多くの中国企業は別のやり方として、人件費の安いプログラマーを採用して独自のソフトウエアを開発している。だが、これらは一般的に設計に不備があって維持コストもかさむばかりか、違法コピー製品と同様にセキュリティー上の欠陥だらけだ。つまり大々的に事業を非効率化させているだけの意味しかない。
中国政府は国産の基本ソフト(OS)や文書作成ソフトの開発を試みている。とはいえ、こうした取り組みはほとんどがオープンソースコードによって生み出されるだけに、経済的な価値はない。
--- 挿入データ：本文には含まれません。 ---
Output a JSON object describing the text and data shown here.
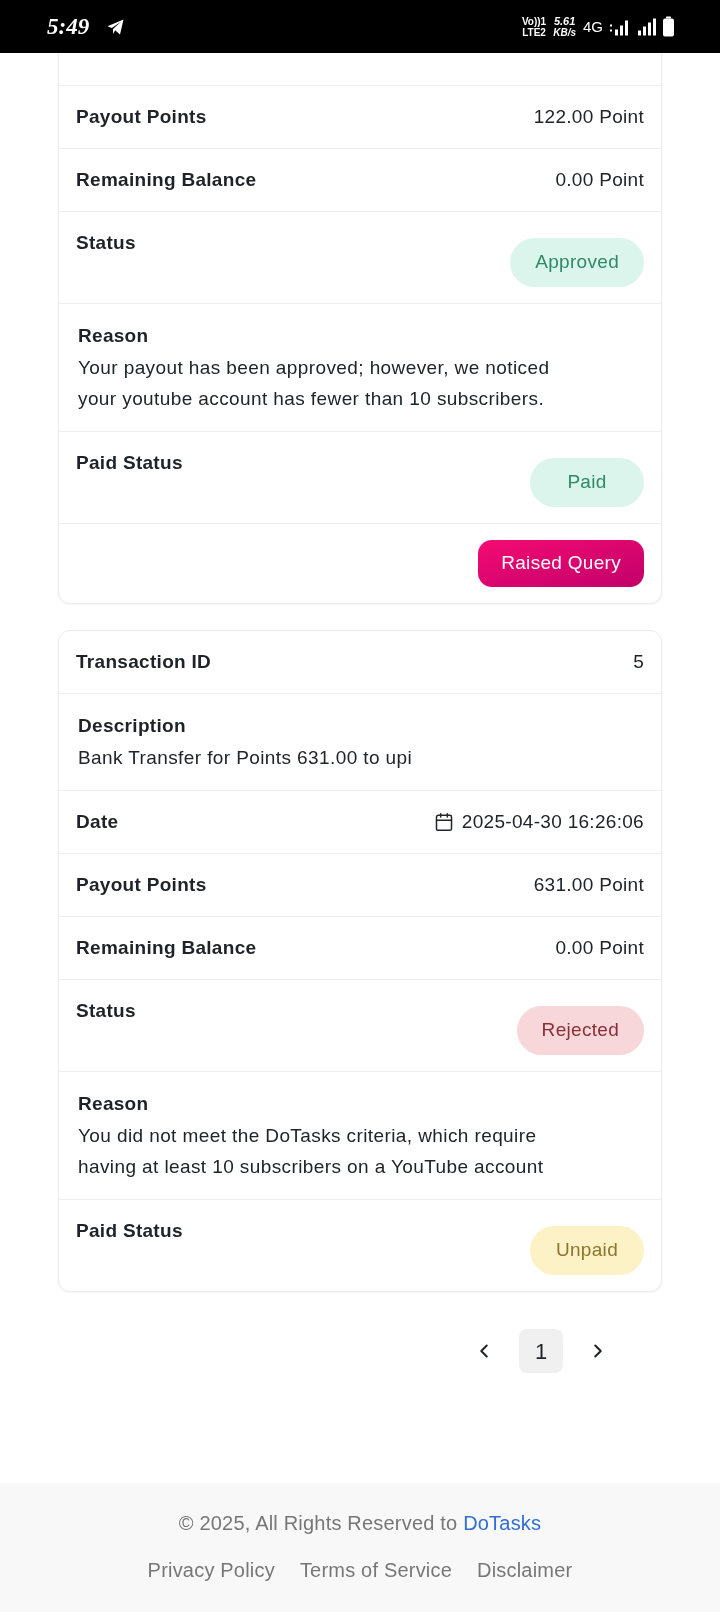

だからこそ米国からプログラムを買うべきではないだろうか。
石油と違って、ソフトウエアはいくらでもすぐ輸入できる。現代の米経済が生み出した最良の製品を使えるし、人工知能(AI)、自動運転車といった技術の開発を続けられる。セキュリティー面で新たな打撃を受けるわけでもない。中国が国産品を使ったとしても米国の諜報部門はハッキングが可能なのだから。
もちろん米国製ソフトウエア購入には「バグ」もある。トランプ大統領は、米経済を世界の製造業の頂点に君臨していたかつての姿に戻したがっており、ハイテク業界を嫌っている。習近平国家主席に関しては、外国が影響力に対する妄想を作り出しているというのが、彼の統治における特徴の1つだ。
それでも米中両国が交易条件を修正するつもりなら、最初に着手すべきはソフトウエアの分野にほかならない。
●背景となるニュース
・中国の企業や公的機関はずっと前から知的財産権、特にソフトウエア分野で重大な侵害を行ってきた。非営利団体ビジネス・ソフトウエア・アライアンス(BSA)が2016年にまとめたリポートによると、中国でインストールされたソフトウエアの70%は正式な使用許可を得ていなかった。被害額は推定90億ドル近いという。
・中国の新たなサイバーセキュリティー法は、国内企業や公的機関に自国製商品の使用を奨励しており、外国製品の販売が一段と難しくなった。
・IDCのワールドワイド・ブラック・ブック2017のデータに基づくと、中国企業はIT関連予算のわずか5%しかソフトウエアに支出していない。米国の支出割合は33%だった。
以上、ロイターコラム
>中国政府の実務担当者は米国製品の輸入を拡大して、3750億ドルに上る対米貿易黒字の削減に役立つ手っ取り早い方法を探し回っている
>米中貿易摩擦の主な問題の1つとなっている知的財産権を尊重するという中国側の主張が、単に口先だけでないと証明される。中国経済に現実的なメリットも、もたらしてくれる。
中国はアメリカ対黒字削減策を試行錯誤しているようだ。
米中貿易戦争が既に始まっており、日本も自動車関税25%のあおりを受けようとしている。